The math is simple: for example, in a 4096-bit search space, an h160 prefix is found on average once. If this were frequent (2 out of 3 prefixes in 4096 bits), the hash function would be broken. That's why this is a good guide for probabilistic searches. Anyone who says otherwise is wrong.
The math is simple: for example, in a 6 dice rolls, a "six" comes up on average once. If this were frequent (2 out of 3 times in 6 rolls), the die would be broken. That's why this is a good guide for probabilistic searches. Anyone who says otherwise is wrong.
So, if I'm rolling one of my 6 dice one at a time and a "six" shows up, say, on the fifth roll, then the last roll has a lower chance of being a "six", right?
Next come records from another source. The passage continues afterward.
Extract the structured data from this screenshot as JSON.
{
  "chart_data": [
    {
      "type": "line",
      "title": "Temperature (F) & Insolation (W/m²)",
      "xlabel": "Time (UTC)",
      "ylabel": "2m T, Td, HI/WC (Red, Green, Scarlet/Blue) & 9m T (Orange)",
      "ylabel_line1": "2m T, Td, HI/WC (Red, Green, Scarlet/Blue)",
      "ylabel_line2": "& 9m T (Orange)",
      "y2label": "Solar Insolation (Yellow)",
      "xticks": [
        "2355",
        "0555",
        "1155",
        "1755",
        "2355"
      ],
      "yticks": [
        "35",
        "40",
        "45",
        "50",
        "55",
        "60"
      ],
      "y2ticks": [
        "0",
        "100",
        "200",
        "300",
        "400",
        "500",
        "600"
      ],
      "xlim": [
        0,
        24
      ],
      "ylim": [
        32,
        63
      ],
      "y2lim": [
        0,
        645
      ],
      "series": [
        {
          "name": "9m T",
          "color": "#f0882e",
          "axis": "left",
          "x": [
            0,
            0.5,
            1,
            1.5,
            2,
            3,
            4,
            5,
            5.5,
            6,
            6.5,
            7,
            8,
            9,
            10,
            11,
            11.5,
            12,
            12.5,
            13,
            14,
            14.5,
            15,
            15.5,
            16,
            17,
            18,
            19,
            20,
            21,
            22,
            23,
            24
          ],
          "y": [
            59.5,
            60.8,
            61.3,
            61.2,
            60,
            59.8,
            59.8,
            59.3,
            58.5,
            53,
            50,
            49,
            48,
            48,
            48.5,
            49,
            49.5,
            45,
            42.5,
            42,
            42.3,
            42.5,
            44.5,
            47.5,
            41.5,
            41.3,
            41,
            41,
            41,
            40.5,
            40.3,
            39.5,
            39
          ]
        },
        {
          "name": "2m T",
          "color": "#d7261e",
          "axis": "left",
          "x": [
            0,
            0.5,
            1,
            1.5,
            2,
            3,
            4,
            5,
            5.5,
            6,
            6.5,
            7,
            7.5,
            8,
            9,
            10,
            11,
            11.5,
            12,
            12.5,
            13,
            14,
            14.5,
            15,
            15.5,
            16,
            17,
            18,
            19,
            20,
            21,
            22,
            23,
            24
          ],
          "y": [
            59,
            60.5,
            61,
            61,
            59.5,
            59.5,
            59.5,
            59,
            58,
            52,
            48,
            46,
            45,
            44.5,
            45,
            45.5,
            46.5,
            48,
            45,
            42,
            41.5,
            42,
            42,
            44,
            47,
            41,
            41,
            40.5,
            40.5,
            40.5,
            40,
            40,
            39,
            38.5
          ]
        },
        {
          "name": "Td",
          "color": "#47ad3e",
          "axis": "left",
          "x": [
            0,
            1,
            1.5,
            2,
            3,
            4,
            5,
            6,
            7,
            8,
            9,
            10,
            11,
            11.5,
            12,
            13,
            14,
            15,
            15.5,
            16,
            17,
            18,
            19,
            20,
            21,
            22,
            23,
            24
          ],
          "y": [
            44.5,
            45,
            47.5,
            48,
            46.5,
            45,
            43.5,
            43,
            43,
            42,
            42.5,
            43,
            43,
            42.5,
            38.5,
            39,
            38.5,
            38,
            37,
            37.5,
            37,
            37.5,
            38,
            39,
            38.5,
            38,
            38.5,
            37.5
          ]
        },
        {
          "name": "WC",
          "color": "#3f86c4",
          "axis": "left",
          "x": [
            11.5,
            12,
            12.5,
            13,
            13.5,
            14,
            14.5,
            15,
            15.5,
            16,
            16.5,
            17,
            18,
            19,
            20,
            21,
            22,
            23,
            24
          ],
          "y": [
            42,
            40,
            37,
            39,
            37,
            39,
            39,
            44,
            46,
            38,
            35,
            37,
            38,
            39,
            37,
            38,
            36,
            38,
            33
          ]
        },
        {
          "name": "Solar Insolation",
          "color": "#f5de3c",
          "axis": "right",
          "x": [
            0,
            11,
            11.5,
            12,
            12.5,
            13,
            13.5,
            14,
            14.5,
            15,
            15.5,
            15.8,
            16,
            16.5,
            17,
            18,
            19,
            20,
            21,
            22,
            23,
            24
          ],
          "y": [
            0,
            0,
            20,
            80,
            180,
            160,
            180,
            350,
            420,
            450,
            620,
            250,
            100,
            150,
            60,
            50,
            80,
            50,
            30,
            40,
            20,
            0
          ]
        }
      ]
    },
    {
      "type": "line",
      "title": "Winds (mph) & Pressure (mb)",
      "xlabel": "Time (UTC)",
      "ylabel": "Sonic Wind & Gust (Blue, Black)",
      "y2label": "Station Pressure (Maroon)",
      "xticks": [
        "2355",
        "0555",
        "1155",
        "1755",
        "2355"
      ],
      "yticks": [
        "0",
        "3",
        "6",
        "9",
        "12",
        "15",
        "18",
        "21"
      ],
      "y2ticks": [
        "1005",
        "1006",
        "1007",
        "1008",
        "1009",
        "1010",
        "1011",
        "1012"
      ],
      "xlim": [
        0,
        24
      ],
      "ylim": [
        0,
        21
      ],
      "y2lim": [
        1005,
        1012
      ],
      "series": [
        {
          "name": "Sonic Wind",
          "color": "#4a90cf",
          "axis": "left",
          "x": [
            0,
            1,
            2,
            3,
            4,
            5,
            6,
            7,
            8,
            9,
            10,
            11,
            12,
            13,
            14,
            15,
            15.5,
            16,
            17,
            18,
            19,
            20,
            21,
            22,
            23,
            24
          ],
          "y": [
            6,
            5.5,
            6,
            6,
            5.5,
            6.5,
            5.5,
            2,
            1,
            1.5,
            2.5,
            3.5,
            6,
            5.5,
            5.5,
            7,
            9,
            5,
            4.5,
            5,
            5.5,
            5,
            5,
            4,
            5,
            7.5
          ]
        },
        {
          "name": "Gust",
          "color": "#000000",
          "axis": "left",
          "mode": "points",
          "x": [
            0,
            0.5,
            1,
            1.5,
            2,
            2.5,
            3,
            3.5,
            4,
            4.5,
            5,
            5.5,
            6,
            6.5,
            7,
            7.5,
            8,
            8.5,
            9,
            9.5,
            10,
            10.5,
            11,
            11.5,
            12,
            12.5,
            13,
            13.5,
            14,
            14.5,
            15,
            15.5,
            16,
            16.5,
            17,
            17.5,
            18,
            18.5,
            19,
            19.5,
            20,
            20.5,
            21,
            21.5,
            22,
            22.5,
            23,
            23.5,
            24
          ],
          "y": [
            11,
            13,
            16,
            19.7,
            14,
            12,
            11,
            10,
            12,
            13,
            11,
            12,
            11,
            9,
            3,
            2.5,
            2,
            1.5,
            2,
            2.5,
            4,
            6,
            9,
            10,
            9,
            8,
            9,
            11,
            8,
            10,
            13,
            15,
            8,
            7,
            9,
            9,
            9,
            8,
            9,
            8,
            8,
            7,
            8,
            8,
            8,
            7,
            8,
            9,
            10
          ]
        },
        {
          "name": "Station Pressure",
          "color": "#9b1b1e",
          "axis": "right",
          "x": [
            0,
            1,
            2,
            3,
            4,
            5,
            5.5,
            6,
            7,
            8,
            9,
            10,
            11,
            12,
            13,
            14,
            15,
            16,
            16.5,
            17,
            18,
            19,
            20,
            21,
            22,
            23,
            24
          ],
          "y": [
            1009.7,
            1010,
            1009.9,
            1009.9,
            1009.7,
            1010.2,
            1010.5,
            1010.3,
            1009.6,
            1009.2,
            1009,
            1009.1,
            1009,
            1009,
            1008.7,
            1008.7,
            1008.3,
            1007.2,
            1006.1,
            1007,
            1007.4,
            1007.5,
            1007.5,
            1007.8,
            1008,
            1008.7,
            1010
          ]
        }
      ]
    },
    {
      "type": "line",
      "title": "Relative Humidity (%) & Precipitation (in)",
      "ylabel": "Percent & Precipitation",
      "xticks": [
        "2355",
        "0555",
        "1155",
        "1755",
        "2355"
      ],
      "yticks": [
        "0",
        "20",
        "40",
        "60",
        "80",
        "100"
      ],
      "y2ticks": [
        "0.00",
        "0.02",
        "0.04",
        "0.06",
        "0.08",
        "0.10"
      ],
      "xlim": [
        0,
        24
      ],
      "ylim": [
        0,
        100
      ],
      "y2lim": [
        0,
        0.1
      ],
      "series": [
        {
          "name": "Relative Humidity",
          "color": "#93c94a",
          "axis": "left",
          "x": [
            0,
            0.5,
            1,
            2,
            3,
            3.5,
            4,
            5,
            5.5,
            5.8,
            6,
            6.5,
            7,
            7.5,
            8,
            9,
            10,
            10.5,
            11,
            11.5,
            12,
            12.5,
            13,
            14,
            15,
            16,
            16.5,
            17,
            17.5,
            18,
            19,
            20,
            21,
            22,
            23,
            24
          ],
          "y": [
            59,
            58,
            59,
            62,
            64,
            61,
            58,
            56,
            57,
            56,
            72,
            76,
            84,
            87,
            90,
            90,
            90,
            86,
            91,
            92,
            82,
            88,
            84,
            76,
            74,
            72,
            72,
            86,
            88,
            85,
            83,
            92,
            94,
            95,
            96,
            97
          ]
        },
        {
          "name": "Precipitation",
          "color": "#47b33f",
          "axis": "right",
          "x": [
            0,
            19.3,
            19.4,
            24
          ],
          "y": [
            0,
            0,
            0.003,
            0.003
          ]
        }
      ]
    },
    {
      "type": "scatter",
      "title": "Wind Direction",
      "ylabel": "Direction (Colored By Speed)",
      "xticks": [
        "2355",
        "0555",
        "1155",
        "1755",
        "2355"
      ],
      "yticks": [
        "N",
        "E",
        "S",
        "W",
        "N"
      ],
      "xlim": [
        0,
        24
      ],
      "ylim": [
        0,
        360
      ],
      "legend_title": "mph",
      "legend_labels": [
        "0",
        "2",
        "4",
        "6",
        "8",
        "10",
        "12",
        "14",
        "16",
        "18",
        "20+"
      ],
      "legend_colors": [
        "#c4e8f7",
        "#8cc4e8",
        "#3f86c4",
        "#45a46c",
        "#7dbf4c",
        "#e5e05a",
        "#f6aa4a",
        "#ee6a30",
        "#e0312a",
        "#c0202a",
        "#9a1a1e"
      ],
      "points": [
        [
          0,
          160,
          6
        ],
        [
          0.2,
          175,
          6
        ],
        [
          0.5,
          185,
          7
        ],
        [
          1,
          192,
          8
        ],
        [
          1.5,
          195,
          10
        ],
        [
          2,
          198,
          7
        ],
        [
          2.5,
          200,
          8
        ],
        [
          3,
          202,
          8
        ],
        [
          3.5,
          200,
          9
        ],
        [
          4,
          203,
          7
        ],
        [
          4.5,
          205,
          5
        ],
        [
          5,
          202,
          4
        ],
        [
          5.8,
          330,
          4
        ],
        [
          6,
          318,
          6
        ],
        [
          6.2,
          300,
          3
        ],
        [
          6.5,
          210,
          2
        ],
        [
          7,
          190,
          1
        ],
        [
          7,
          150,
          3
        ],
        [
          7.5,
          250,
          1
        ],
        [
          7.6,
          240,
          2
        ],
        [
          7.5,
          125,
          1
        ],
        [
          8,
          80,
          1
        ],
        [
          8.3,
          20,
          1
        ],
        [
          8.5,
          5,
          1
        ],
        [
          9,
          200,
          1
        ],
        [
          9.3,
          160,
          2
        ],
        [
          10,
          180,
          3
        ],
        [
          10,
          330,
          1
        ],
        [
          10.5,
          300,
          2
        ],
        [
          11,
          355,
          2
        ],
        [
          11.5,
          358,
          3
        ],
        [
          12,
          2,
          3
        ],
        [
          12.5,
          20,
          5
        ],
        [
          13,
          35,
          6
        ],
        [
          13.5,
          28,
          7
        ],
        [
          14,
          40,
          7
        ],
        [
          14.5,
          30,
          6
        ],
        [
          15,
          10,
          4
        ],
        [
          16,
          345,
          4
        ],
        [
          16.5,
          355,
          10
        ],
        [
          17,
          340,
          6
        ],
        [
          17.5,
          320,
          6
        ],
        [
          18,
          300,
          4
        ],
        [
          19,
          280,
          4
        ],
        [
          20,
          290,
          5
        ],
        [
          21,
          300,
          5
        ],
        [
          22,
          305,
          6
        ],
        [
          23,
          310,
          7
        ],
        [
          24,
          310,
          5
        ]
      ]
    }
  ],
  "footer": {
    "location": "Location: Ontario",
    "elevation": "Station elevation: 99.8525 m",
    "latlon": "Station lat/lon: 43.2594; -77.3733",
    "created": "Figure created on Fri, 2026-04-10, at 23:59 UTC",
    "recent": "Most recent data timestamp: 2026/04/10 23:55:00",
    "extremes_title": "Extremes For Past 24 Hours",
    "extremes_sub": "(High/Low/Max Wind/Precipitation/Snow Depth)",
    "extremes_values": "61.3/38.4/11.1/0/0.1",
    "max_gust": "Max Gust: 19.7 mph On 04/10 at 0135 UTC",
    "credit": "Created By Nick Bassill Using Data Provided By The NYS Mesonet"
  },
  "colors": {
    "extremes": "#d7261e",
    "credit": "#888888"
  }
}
Otherwise the die is rigged. I guess we need to rewrite the definition of uniform distribution in math textbooks.
Your analogy with dice tells me you still don't understand prefix searching. No, that's not what I'm saying. If you focused on understanding more and hating less, you would easily understand what the probabilistic prefix search method is based on. The fact that a six appears on the fifth roll doesn't mean that another 6 is less likely on the sixth; they are independent events. But it is true that if they tell you to roll a die 6 times, and the second time you got a 6, it's normal for you to bet that there won't be another 6 in the next 4 events. Although it could happen, statistically it doesn't change the probability of 1/6.
Now, when I say it's broken, if it becomes frequent, it would mean that for every 6 rolls you get two 6s. If these occurrences become frequent, it could be said that the die is rigged or defective.
And in the case of prefixes, the same thing happens. If the probability 2/4096 becomes common, it would mean the hash is broken.
I don't think their hatred will stop them from seeing what the script already irrefutably verifies.
Do you get it now?